Haynes let the words hang for a few seconds. “You can’t want answers if you tell me to be quiet,” he said.

Stella turned purple. Well,
more
purple. She’d been the heart and head of every one of his campaigns since the beginning, which felt like sometime around 1904. He understood that he owed her better than this.

“Look,” he said. “The guy came off the park bench with the intent of killing me. I was faster than him. That’s all there is to it.”

“Not according to the Metropolitan Police,” Stella said. “They remember something about laws that make it a felony to carry a weapon in the District of Columbia. What were you thinking?”

“Mostly about survival,” Haynes said. “He was going to kill me.

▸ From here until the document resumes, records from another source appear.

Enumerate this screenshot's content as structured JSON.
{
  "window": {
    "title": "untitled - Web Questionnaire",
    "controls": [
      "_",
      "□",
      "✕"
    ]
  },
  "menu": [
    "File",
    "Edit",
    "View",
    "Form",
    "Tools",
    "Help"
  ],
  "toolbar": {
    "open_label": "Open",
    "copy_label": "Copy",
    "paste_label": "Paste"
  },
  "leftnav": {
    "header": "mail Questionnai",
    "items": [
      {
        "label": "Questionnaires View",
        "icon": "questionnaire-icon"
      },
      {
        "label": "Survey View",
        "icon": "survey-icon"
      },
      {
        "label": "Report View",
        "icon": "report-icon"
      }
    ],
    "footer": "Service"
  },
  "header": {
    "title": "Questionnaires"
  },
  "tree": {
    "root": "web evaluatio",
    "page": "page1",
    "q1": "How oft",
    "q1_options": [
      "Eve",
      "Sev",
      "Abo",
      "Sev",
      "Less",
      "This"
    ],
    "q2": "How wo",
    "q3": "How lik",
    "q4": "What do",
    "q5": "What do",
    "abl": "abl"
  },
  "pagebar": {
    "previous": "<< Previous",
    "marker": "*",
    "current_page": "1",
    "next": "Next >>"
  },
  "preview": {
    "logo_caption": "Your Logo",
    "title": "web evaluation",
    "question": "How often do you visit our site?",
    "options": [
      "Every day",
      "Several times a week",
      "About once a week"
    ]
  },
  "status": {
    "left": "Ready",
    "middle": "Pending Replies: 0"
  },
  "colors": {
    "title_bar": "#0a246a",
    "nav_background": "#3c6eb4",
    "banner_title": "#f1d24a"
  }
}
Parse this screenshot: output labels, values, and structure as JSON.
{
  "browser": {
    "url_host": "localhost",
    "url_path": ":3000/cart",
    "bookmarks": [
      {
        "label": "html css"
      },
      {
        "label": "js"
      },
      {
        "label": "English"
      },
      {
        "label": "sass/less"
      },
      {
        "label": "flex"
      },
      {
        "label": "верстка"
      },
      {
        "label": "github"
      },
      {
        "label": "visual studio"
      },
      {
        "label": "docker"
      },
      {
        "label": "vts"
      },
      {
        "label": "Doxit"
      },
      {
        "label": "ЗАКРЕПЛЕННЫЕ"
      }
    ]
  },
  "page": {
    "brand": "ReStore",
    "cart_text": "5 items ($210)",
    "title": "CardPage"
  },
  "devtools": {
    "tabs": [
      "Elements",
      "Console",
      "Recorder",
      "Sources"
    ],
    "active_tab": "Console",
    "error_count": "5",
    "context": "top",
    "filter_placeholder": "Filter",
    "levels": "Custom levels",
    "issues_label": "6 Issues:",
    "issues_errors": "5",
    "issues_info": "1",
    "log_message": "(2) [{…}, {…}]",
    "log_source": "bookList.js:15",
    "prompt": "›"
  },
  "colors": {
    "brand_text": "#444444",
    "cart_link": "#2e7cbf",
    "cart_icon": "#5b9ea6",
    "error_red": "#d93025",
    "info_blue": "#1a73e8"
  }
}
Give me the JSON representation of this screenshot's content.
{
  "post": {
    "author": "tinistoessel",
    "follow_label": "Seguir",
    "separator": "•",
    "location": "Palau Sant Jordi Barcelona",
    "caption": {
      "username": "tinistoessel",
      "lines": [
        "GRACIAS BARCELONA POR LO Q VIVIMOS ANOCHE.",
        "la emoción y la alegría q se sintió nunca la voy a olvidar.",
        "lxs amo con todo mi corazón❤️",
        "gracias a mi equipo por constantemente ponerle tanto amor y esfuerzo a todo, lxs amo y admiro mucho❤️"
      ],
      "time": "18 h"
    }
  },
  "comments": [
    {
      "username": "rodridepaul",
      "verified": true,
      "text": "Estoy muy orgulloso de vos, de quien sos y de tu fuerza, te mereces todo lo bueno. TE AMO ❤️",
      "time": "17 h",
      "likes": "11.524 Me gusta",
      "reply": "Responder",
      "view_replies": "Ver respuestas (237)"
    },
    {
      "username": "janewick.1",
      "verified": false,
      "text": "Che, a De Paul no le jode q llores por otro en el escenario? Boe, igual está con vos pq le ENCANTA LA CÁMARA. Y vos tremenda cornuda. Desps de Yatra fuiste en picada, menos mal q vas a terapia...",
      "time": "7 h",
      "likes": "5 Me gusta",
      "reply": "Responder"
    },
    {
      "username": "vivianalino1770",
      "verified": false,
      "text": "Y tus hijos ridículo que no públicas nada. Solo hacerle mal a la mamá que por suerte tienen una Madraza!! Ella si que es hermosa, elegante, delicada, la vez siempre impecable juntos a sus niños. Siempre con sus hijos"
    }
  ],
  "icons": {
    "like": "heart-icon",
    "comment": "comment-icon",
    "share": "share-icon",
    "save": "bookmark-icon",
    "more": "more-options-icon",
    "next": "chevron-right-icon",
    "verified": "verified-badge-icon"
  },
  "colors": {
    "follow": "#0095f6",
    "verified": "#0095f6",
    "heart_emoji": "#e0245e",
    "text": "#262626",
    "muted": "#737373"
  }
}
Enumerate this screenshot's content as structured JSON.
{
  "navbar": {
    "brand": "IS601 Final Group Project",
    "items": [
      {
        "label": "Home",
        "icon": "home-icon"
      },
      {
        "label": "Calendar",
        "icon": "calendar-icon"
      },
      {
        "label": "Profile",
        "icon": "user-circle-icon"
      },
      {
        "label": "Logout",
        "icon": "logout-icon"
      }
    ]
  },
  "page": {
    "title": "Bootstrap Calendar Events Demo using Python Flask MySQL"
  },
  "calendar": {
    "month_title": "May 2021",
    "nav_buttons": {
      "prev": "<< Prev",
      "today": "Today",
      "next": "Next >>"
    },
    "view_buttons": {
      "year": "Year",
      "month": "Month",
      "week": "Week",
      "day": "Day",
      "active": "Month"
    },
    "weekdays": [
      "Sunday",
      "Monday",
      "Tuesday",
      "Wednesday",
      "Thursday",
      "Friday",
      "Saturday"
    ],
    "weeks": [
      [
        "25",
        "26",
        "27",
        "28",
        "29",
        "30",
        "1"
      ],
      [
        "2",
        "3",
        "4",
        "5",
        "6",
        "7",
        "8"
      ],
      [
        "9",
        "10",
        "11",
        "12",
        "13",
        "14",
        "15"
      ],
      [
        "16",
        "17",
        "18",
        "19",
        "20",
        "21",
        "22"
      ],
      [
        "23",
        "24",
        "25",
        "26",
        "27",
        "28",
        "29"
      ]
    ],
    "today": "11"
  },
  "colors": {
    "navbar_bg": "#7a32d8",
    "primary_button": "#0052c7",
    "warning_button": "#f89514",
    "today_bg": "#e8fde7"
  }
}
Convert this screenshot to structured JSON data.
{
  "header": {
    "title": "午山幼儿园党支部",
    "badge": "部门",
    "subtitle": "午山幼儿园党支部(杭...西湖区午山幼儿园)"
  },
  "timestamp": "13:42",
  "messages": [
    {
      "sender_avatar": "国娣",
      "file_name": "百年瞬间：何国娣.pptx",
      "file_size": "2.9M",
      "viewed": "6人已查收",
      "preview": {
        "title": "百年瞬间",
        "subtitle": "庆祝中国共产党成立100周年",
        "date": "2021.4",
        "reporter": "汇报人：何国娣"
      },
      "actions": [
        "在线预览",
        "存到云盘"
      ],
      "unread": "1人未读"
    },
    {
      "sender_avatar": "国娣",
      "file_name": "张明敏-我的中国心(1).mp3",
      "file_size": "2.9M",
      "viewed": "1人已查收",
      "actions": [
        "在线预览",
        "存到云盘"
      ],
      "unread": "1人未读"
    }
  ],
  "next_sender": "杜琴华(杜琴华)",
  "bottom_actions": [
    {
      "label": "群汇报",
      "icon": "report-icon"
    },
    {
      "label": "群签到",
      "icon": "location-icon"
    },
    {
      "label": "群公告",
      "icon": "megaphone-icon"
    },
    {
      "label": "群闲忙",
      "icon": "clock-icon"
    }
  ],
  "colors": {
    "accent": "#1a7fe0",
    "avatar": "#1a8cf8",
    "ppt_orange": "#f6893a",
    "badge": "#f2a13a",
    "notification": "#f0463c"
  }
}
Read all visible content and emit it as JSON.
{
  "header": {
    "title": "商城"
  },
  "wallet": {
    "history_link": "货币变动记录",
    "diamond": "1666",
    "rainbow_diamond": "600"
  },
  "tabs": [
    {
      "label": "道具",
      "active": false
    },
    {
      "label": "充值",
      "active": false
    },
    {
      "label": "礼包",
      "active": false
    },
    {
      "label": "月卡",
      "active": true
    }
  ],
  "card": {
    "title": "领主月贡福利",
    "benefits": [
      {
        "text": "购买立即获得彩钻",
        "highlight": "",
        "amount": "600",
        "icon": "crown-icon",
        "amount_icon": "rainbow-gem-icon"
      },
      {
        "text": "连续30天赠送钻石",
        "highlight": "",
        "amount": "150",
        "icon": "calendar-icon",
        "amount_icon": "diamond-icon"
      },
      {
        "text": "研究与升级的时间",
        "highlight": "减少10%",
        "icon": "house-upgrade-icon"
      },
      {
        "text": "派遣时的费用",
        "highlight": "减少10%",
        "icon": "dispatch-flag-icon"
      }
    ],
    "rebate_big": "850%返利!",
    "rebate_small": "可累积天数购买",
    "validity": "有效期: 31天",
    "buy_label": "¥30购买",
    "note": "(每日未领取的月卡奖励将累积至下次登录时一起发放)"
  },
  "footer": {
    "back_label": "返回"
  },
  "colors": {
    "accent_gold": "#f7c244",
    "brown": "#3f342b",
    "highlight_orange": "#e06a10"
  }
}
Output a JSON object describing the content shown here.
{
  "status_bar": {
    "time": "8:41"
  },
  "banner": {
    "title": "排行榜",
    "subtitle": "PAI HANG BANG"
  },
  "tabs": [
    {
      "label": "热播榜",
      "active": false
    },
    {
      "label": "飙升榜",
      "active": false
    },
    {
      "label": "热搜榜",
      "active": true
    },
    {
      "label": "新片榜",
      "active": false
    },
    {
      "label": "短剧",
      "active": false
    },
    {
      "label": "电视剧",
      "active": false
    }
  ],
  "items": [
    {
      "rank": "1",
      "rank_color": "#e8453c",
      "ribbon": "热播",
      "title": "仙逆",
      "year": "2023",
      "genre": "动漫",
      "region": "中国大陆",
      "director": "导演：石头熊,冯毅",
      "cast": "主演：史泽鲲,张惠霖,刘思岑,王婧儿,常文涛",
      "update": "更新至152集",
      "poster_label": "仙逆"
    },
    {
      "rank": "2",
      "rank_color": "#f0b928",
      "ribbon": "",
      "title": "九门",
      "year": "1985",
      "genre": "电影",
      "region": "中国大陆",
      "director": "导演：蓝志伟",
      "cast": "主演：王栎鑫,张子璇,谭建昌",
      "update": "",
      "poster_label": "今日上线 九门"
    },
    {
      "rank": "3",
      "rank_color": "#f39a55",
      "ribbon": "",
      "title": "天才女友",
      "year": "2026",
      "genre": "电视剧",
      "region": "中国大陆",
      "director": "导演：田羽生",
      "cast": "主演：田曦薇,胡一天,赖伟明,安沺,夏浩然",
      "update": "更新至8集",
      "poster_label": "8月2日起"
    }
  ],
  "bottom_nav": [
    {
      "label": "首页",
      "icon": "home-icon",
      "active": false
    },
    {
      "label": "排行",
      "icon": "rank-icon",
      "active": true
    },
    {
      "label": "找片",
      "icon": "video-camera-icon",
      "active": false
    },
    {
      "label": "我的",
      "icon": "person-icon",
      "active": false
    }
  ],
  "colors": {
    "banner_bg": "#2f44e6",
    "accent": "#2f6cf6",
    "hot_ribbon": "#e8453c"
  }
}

I realize that this situation is an annoyance, but remember that my demise would leave you totally out of a job.”

“Don’t kid yourself,” Stella snapped. “There are roughly ninety-nine senators and four hundred thirty-five members of the House who would fire everyone to hire me.” It was more true than false.

Haynes laughed. “Truer words,” he said. “So, how are we going to control this?”

“I told you that that gun would get you in trouble one day.”

“Which part of ‘it saved my life’ are you having trouble with, Stella?” Haynes didn’t mind tolerating a bit of grandstanding, but there were limits to everything.

“Are you armed again today?”

“That’s an inappropriate question, and I will not answer it.” Translation: Of course he was. The MPD had confiscated the LCP from last night, but there were more in his safe where that one came from. “Where we stand right now is that the Senate minority leader is alive despite DC’s gun laws, and, parenthetically, no doubt contrary to the desire of the fellow in the Oval Office. I have been released on a one-hundred-thousand-dollar bond, and I will stand trial in three or four months. We have exactly that long to change the focus of the debate. That, in fact, is my plan.”

“Have you spoken to John Bevis about this yet?” Stella asked. A steadfast contributor to Haynes’s campaigns over the years, John Bevis was also the best defense attorney in Northern Virginia.

“He’ll be fine with it,” Haynes said.

“Are we taking bets on that? If so, I’m in for a grand.”

Haynes was done with the banter. “Objections noted for the record,” he said. “Now, let’s shift from what I did to what you should be doing. Tell me about the man I shot last night.”

Wherever Stella went, she carried an enormous leather portfolio that was half as thick as she was tall, and had to weigh more than she did. Haynes had never dared to look inside, and feared to ask what it held, but he imagined that it was the Holy Grail of the political opposition. Though Haynes was far from the most progressive member of the Senate when it came to technology, his limited knowledge made Stella’s system look like stone tablets and an abacus. She opened the black leather monster and read from the page on the top. She always read from the page on the top.

“According to the coroner, your attacker’s name was John Doe. Cause of death was a bullet through his heart, though she speculates in the report that the bullet through his liver would also have been fatal, though arguably at a slower rate. I don’t believe that you’re smiling.”

“I’m sorry,” Haynes said, though he was anything but. “It’s gratifying to know that I hit what I was shooting at. Did I mention that I wasn’t killed? Tell me about John Doe.”

Stella went back to her papers. “He’s an unknown quantity,” she said. “No ID in his pockets, no hit off of the fingerprints. He’s completely off the grid, and according to the Metropolitan Police, the Capitol Police, and the FBI, no one knows who he is. He never existed.”

Haynes knew what that meant, and he suspected that Stella knew as well. “No one’s invisible these days unless they are intended to be invisible,” he said.

“What are you suggesting?”

“I don’t have a specific suggestion,” Haynes said, “but I know that Congressman Blaine’s body is still warm, and no one has yet to identify his shooter, right?”

Stella’s face darkened. “Are you suggesting that they’re one and the same?”

Haynes shrugged. “I’m suggesting that they could be. How would we know when one shooter is a ghost and the other—the one who actually takes up physical space in the physical world—is dead? As a result of some admittedly expert shooting.”